Yseult se leva. Elle était plus pâle qu’elle ne l’avait jamais été, ses yeux brillaient d’un feu mystique. La lueur de la lampe à chapiteau vert qui éclairait la tourelle répandait sur son visage un ton vague et flottant qui lui donnait l’apparence d’un spectre. Elle semblait agir et parler dans la fièvre, et pourtant son attitude était calme et sa voix ferme. Pierre se souvint de la sibylle qu’il avait vue en rêve, et il eut une sorte de frayeur.

– L’idée qui m’absorbe? lui dit-elle en le regardant avec une fixité qui annonçait une volonté inébranlable; si je vous la disais aujourd’hui, vous n’y croiriez pas. Mais je vous la dirai quelque jour et vous y croirez. En attendant, priez Dieu pour moi, car il y a dans ma destinée quelque chose de grand, et je ne suis qu’une pauvre fille pour l’accomplir.

Elle se hâta de ranger son cabinet avec beaucoup d’exactitude, quoiqu’elle eût l’air d’être ravie par la pensée dans un autre monde. Puis elle sortit, et traversa l’atelier sans dire un mot à Pierre, qui la suivait en lui portant son bougeoir. Quand elle fut au seuil de la porte qui donnait dans le parc, elle lui répéta encore: «Priez pour moi»; et, reprenant sa bougie, elle l’éteignit, et disparut devant lui comme un fantôme qui se dissipe. Qu’avait-elle voulu dire? Pierre n’osait chercher le sens de ses paroles. Oui, se disait-il, la voilà comme dans mon rêve, parlant par énigmes, et me montrant dans l’avenir quelque chose que je ne comprends pas. Il se sentit pris de vertige, et pressa son front dans ses mains, comme s’il eût craint qu’il vînt à éclater.

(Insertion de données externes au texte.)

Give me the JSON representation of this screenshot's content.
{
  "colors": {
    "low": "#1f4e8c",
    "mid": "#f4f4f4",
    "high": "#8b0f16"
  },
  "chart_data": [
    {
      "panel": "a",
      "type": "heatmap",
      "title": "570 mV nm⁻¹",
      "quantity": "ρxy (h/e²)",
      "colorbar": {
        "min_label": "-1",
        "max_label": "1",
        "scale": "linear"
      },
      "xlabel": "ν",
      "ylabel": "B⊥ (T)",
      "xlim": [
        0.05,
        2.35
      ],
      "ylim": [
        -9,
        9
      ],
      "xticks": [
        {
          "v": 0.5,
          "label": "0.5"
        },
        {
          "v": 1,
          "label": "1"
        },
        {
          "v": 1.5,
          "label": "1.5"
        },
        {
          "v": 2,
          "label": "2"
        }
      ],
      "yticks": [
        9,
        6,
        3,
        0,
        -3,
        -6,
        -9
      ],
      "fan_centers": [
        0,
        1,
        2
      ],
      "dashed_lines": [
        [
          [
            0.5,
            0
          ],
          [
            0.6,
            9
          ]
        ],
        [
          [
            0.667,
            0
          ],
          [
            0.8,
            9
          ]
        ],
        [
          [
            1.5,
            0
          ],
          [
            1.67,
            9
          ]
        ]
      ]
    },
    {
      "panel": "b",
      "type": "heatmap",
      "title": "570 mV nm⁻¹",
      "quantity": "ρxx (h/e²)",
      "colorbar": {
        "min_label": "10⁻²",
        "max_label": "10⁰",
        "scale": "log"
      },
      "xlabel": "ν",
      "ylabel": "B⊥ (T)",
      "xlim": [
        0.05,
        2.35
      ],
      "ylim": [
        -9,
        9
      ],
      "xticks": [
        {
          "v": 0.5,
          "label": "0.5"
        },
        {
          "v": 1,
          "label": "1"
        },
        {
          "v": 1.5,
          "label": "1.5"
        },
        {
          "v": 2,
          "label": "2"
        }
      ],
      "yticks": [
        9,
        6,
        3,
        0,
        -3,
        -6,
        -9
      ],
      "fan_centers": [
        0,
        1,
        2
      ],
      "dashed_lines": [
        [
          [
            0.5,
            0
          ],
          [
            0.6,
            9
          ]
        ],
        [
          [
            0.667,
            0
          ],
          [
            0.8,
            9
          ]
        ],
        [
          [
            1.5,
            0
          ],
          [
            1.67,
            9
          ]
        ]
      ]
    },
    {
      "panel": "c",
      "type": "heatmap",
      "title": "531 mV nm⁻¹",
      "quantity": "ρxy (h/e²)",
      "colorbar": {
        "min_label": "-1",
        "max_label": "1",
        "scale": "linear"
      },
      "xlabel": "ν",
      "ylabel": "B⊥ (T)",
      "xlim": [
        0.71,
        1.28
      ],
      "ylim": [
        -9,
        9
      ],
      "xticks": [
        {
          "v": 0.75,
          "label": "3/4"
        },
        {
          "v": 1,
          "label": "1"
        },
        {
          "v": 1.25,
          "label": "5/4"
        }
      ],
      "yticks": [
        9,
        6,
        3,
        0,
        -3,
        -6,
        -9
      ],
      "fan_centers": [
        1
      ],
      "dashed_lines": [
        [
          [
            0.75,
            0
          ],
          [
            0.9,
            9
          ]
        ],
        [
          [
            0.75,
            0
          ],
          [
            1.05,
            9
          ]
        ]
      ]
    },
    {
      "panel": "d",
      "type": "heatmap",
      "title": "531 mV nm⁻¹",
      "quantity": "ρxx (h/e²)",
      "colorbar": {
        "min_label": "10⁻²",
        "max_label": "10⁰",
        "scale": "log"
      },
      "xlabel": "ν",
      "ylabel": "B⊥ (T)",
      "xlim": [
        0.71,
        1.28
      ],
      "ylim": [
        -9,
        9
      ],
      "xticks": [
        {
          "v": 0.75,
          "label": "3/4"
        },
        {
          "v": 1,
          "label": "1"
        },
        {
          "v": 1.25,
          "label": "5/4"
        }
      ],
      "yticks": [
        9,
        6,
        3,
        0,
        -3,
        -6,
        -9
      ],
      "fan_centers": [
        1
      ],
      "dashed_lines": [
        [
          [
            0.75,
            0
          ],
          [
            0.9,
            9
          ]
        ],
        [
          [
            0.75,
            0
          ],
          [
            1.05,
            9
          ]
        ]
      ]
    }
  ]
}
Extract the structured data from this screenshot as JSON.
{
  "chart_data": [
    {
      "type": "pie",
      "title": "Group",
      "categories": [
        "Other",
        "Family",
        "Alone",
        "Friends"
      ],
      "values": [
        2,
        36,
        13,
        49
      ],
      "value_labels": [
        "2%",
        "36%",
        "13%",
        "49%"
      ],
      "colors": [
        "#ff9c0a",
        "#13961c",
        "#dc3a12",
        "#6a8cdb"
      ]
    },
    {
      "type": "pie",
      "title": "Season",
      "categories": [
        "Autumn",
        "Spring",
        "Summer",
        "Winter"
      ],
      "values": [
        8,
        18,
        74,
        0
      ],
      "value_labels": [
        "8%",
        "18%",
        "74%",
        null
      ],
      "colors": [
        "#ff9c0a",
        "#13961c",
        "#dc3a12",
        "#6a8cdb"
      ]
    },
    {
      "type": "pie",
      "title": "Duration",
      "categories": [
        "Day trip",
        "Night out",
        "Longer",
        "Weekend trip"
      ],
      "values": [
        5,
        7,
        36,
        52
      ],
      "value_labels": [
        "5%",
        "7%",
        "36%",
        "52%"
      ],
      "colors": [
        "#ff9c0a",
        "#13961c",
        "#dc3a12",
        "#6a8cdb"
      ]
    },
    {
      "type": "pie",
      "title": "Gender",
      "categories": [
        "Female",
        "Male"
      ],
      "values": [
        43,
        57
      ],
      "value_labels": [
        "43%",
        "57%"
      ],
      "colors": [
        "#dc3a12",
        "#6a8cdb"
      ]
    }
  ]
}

Ne pouvant résister à l’agitation qui était en lui, entraîné comme par l’aimant, il se glissa dans l’ombre sur les traces de mademoiselle de Villepreux, afin de la voir plus longtemps flotter devant lui comme une pâle vision, ou du moins de respirer l’air qu’elle venait de traverser. Il arriva ainsi jusqu’au gazon découvert qui s’étendait devant la façade du château; et, s’arrêtant dans les derniers massifs, il la vit rentrer dans le salon. Le temps étant magnifique et la danse fort animée, on avait ouvert les croisées, et, de sa place, Pierre pouvait voir passer la valse et voltiger la marquise, entourée d’adorateurs, parmi lesquels se trouvaient des jeunes gens de bonne maison dont les façons galantes étaient mêlées de cette légère dose d’impertinence qui plaît aux femmelettes. Joséphine était enivrée de son succès; il y avait longtemps qu’elle n’avait eu l’occasion d’être belle et qu’elle ne s’était vue admirée ainsi. Elle était comme un phalène qui tourne et folâtre autour de la lumière. Yseult, pour reposer les personnes qui avaient joué tour à tour du violon, se remit au piano. Pierre se plaça de façon à la voir. Ses yeux nageaient comme dans une sorte de fluide, où d’autres images que celles de la réalité semblaient se dessiner devant elle. Elle jouait avec beaucoup de nerf et d’action; mais ses mains couraient sur le clavier sans qu’elle en eût conscience.